Eye-popping art freezes time
Thursday, May 18, 2006 | 7:32 a.m.
Meet Mr. and Mrs. Middle America. Don't be alarmed by their eyeballs crawling from their sockets. Time has stopped momentarily. Blathering and chaos are unleashed.
"Crazy stuff happens," surmises Las Vegas artist Yo Fukui, in discussing his piece, "If Time Stopped .0003 Seconds," in which two glossy ceramic busts of a 1950s all-American couple have entered some insane, otherworldly dimension. Their ejecting eyeballs are represented by heads of tiny human bodies.
The man, in a green suit and black tie, holds a cigarette with a wilting, untapped ash and looks as if he has stopped mid-word. The woman, clad in a muted pink dress, is replete with a smoking volcano atop her tightly styled, yellow hair.

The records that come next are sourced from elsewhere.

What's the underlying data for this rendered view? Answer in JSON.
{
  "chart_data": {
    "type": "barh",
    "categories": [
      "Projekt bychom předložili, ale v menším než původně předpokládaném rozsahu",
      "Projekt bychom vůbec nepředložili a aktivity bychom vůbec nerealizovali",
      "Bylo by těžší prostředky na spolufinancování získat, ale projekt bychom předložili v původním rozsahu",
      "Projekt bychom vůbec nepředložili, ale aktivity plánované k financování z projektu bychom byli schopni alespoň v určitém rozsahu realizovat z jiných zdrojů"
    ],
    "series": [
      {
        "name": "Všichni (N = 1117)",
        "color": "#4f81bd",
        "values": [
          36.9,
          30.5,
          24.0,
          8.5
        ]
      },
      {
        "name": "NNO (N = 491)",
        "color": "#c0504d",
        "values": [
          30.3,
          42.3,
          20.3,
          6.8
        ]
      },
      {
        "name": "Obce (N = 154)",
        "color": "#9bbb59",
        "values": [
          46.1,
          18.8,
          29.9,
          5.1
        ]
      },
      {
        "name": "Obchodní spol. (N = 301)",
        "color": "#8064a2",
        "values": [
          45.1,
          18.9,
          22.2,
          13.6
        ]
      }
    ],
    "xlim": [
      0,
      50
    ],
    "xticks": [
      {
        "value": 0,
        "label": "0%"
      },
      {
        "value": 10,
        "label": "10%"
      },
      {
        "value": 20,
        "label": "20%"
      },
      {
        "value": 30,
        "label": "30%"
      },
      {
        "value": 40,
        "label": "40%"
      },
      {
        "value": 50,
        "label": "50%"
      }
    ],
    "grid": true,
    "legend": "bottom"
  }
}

Fukui, who normally tells eight or nine stories within one schizophrenic sculpture, has gone from storytelling "like a movie director" to capturing one metaphysical moment.
The work is featured in the Contemporary Arts Collective's three-man exhibit, "Those Were the 2000's," which brings together old friends Fukui, Miguel Rodriguez and Tom Binger for a heavy dose of sociopolitical commentary through fun pop art.
The exhibit is the last show by the collective in the Arts Factory Space, and ends May 27. The collective then moves down the street to Holsum Lofts .
The artists, all of whom studied at the Kansas City Institute of Art, will attend tonight's opening reception.
Rodriguez coordinated the humorous and provocative exhibit, in which some of his work is relatively mild. Not so, however, is his very literal "It's a Skinny Bitch Buffet." The ceramic features the naked torso of a slender, slightly emaciated woman with large fake breasts, a collagen-injected upper lip and blond wig. Her body is orange and glistens in sparkles, and is mounted on a purple stand that features a dark-haired child crying over the impending loss of innocence.
The piece, Rodriguez says, is an archetypal image of today's woman - particularly in Las Vegas.
Society, he says, has "basically created a woman that looks like a comic book character" and young boys no longer distinguish between Lara Croft and a real woman.
"I learned what an attractive woman was growing up in a small town," he says, adding that Las Vegas nightclub advertisements have become "so grotesque, odd and sad."
Contrasting Rodriguez's self-described social mission is Fukui, who says he's merely creating dream-like sequences with no preaching.
"I don't want to talk about racism. I'm neutral," he says. Still, he has sculptures of Japanese characters topped with political themes - a Chinese man pops out of one woman's head, representing his military strength. He also uses white Americans and western iconography in "Let's Go to the Moon" - a cowgirl in a red, white and blue bikini atop a rocket.
Rodriguez says his ideas start out humorously, but become serious by the time the piece is complete. Binger's occasionally politically incorrect work has drawn laugh-out-loud responses.
Binger's "I've Got It," a ceramic and electric wall hanging of a 1950s everyman, has a clear light bulb clicking off and on above the man's head. His "Falling Off the Wagon" features two identical cartoon-like men lifting sudsy beers to their mouths while sharing a thought bubble of a covered wagon.
In another piece, two pistols wag under a sign that reads, "Your Gun Is for Fun."